Еще более важно то, что именно из Греции (шире – Эгейского мира) финикийцы позаимствовали многие навыки мореплавания и судостроения. «Видимо, не случайно письменные источники и археологические находки, свидетельствующие о существовании финикийских поселений на чужих берегах, восходят к XII в. до н. э. В более ранний период, за исключением связей между Египтом и его азиатскими владениями, морская торговля находилась в руках микенских государств. Их господство на море рухнуло в результате большого кризиса, который потряс древний мир к концу XIII в. до н. э. (…) Города Ливана избежали опустошения и были в состоянии стать наследниками микенского господства. Это совершалось в союзе с теми из «народов моря», которые прочно оседали в финикийских городах-государствах. (…) Во всяком случае, на изображениях кораблей переднеазиатского побережья периода XVIII династии фараонов еще легко можно узнать египетский образец. Однако с появлением в городах побережья переселенцев из стран Эгейского бассейна получили права гражданства и другие типы судов. Видимо, под их влиянием стали строить корабли, обладавшие значительно более высокой остойчивостью и плавучестью, чем египетские модели. (...) Переселенцы из Эгейского мира заложили основу будущей славы финикийцев как смелых мореплавателей и открывателей новых земель» [105, с. 110, 103-104, 82]. «Финикийская торговля следовала путями, проложенными миенойскими и микенскими мореходами» [173, с. 199].

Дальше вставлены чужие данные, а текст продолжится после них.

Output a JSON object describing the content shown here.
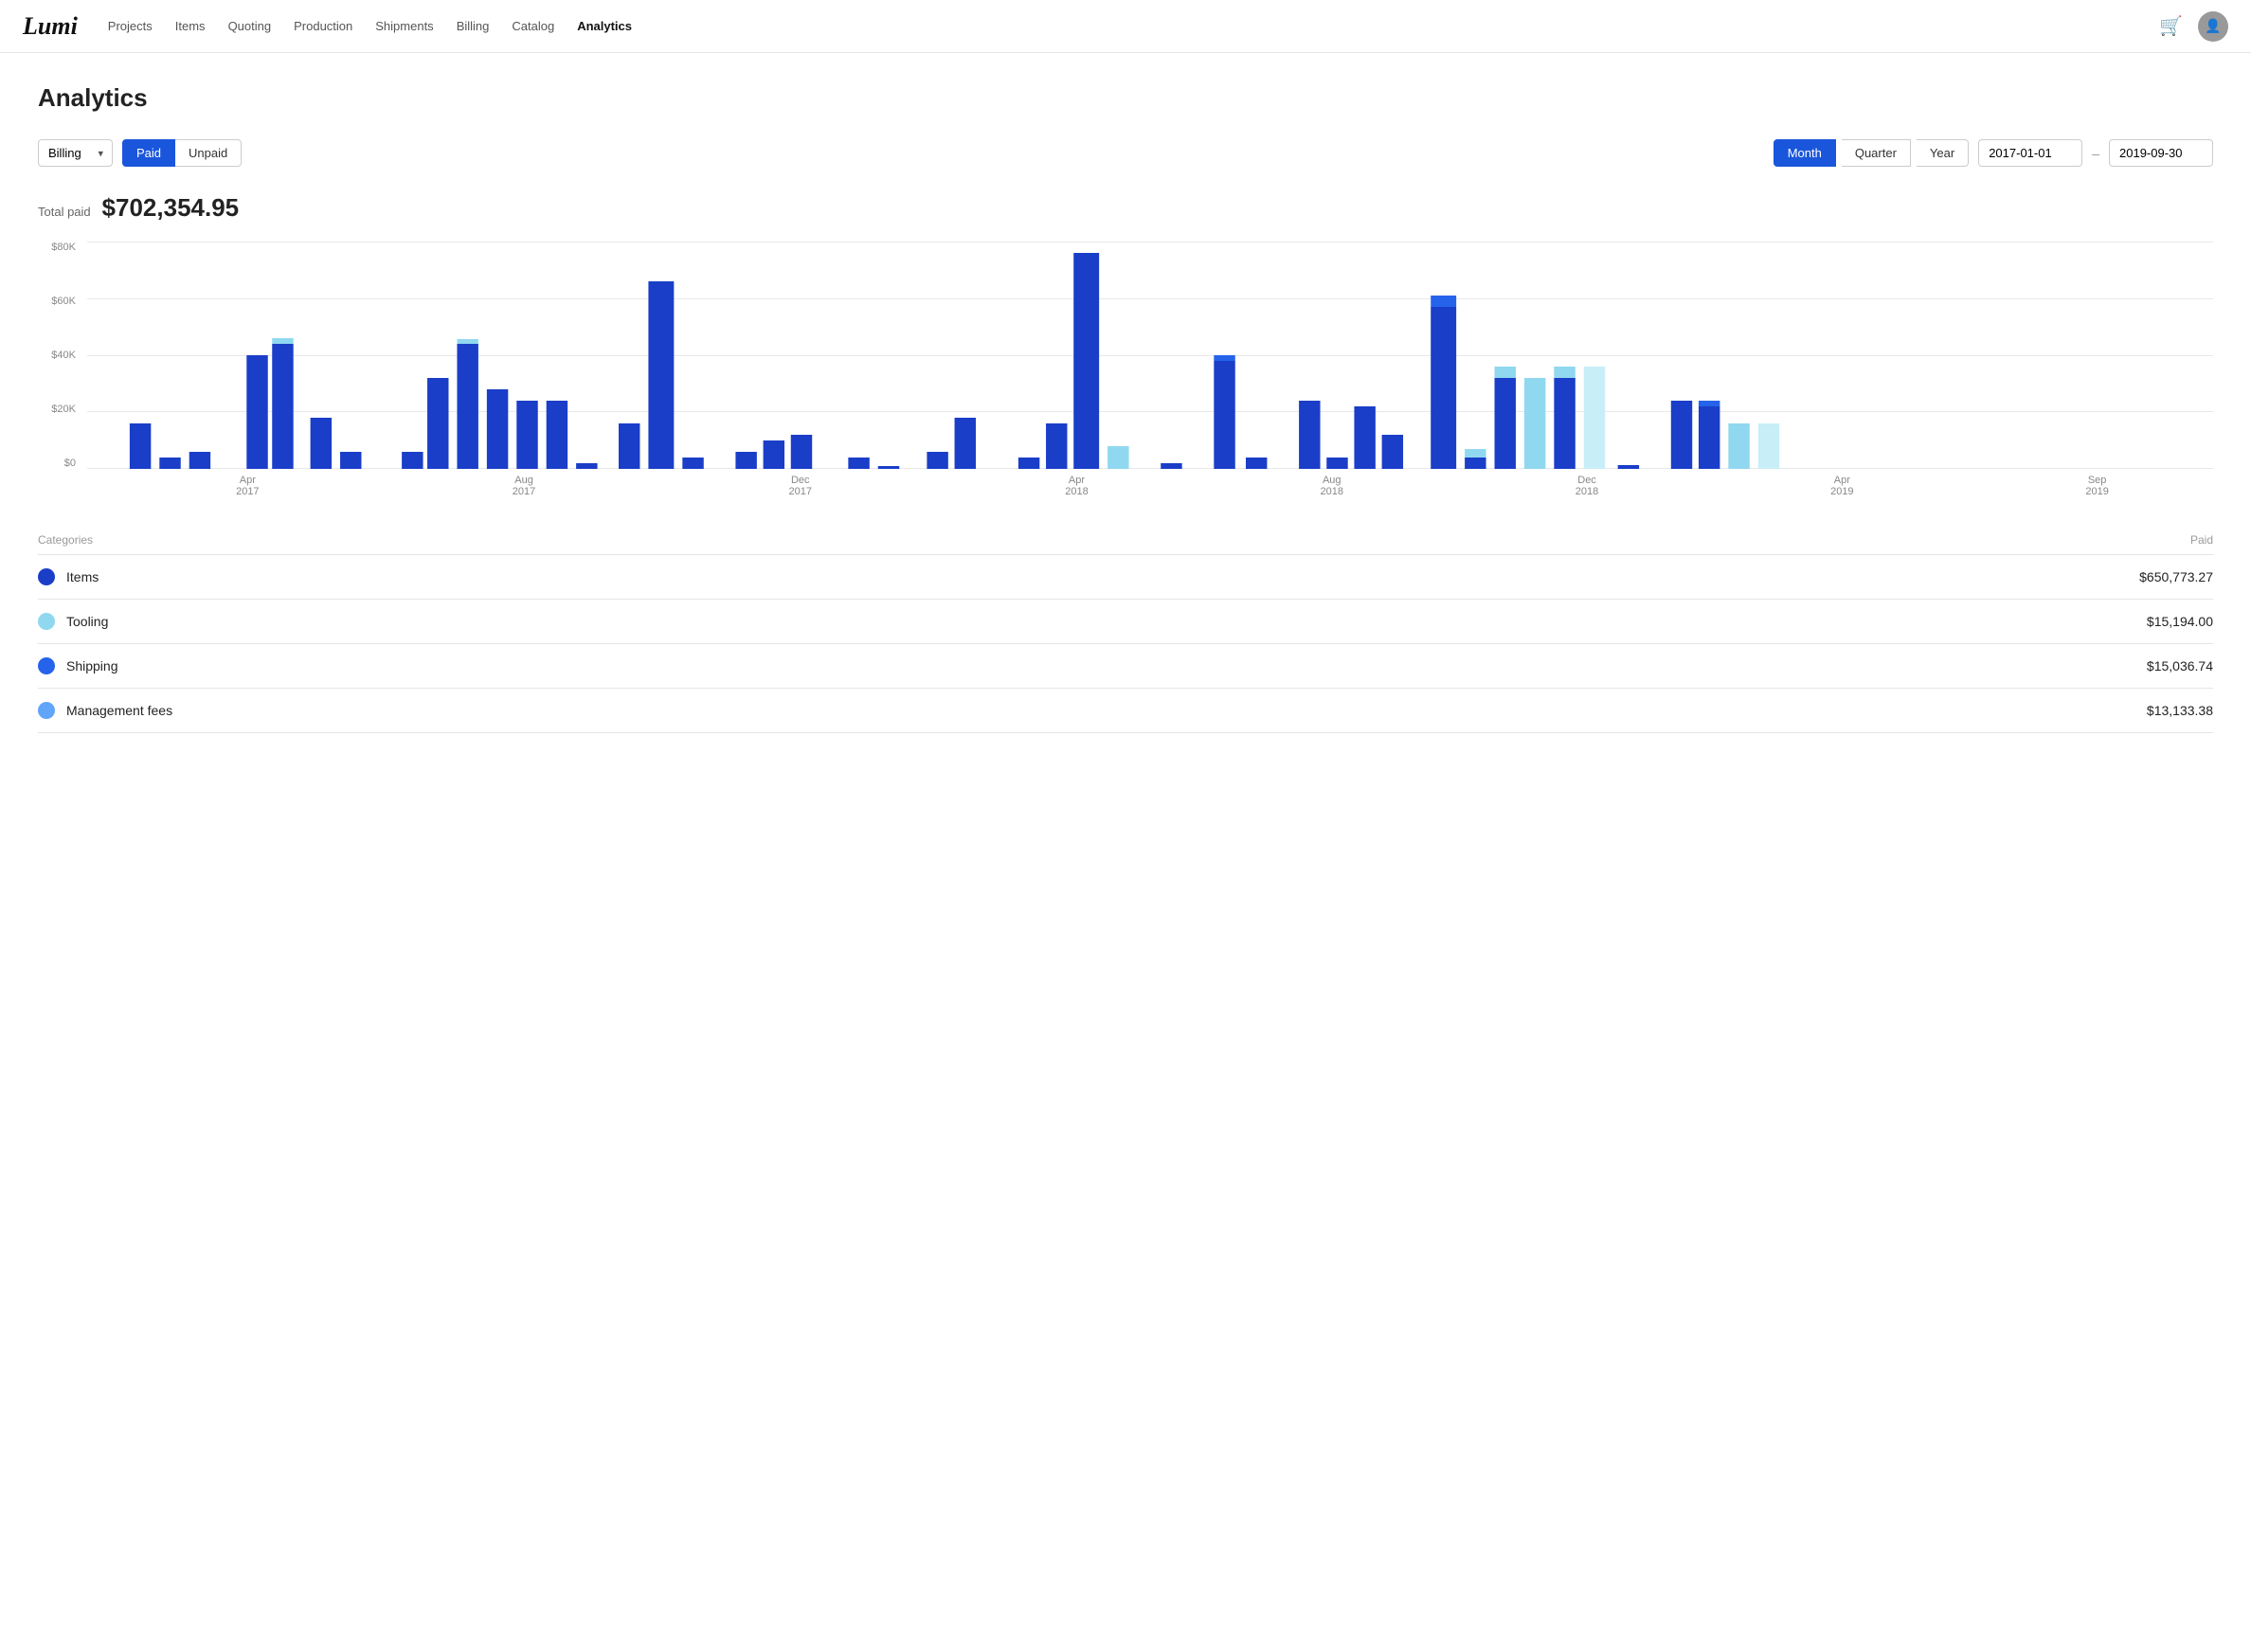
{
  "nav": {
    "logo": "Lumi",
    "links": [
      {
        "label": "Projects",
        "active": false
      },
      {
        "label": "Items",
        "active": false
      },
      {
        "label": "Quoting",
        "active": false
      },
      {
        "label": "Production",
        "active": false
      },
      {
        "label": "Shipments",
        "active": false
      },
      {
        "label": "Billing",
        "active": false
      },
      {
        "label": "Catalog",
        "active": false
      },
      {
        "label": "Analytics",
        "active": true
      }
    ]
  },
  "page": {
    "title": "Analytics"
  },
  "controls": {
    "billing_label": "Billing",
    "paid_label": "Paid",
    "unpaid_label": "Unpaid",
    "month_label": "Month",
    "quarter_label": "Quarter",
    "year_label": "Year",
    "date_from": "2017-01-01",
    "date_to": "2019-09-30"
  },
  "summary": {
    "label": "Total paid",
    "value": "$702,354.95"
  },
  "chart": {
    "y_labels": [
      "$80K",
      "$60K",
      "$40K",
      "$20K",
      "$0"
    ],
    "x_labels": [
      {
        "text": "Apr\n2017",
        "x_pct": 10
      },
      {
        "text": "Aug\n2017",
        "x_pct": 23
      },
      {
        "text": "Dec\n2017",
        "x_pct": 37
      },
      {
        "text": "Apr\n2018",
        "x_pct": 50
      },
      {
        "text": "Aug\n2018",
        "x_pct": 62
      },
      {
        "text": "Dec\n2018",
        "x_pct": 74
      },
      {
        "text": "Apr\n2019",
        "x_pct": 85
      },
      {
        "text": "Sep\n2019",
        "x_pct": 96
      }
    ]
  },
  "categories": {
    "header_name": "Categories",
    "header_paid": "Paid",
    "items": [
      {
        "name": "Items",
        "color": "#1a3ec8",
        "paid": "$650,773.27"
      },
      {
        "name": "Tooling",
        "color": "#90d8f0",
        "paid": "$15,194.00"
      },
      {
        "name": "Shipping",
        "color": "#2563eb",
        "paid": "$15,036.74"
      },
      {
        "name": "Management fees",
        "color": "#60a5fa",
        "paid": "$13,133.38"
      }
    ]
  }
}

Про духовную жизнь Эгейского мира II тыс. до н. э. нам известно ничтожно мало, так что тут влияния не оценишь... Но если финикийцы (а через них и греки классической эпохи) в области науки своими учителями считали египтян, то следует обратить внимание и на такое замечание Диодора Сицилийского (V, 57): «Именно благодаря Актину с острова Родос египтяне познакомились с законами астрологии. Впоследствии у эллинов произошел потоп, большинство людей погибло от наводнения, и все письменные памятники оказались утерянными. Поэтому египтяне, пользуясь благоприятным случаем, присвоили себе достижения в области астрологии, а поскольку эллины не могли возразить из-за утраты письменности, считалось, что египтяне первыми изобрели науку о звездах... Вот почему считается, что только много поколений спустя Кадм, сын Агенора, впервые привез в Элладу письменность из Финикии... тогда как сами эллины прежде якобы пребывали в полном невежестве» [67, с. 335-336].

Вообще естественно возникает предположение, что для многих финикийцев переселение в Грецию архаической эпохи было лишь возвращением на историческую родину предков.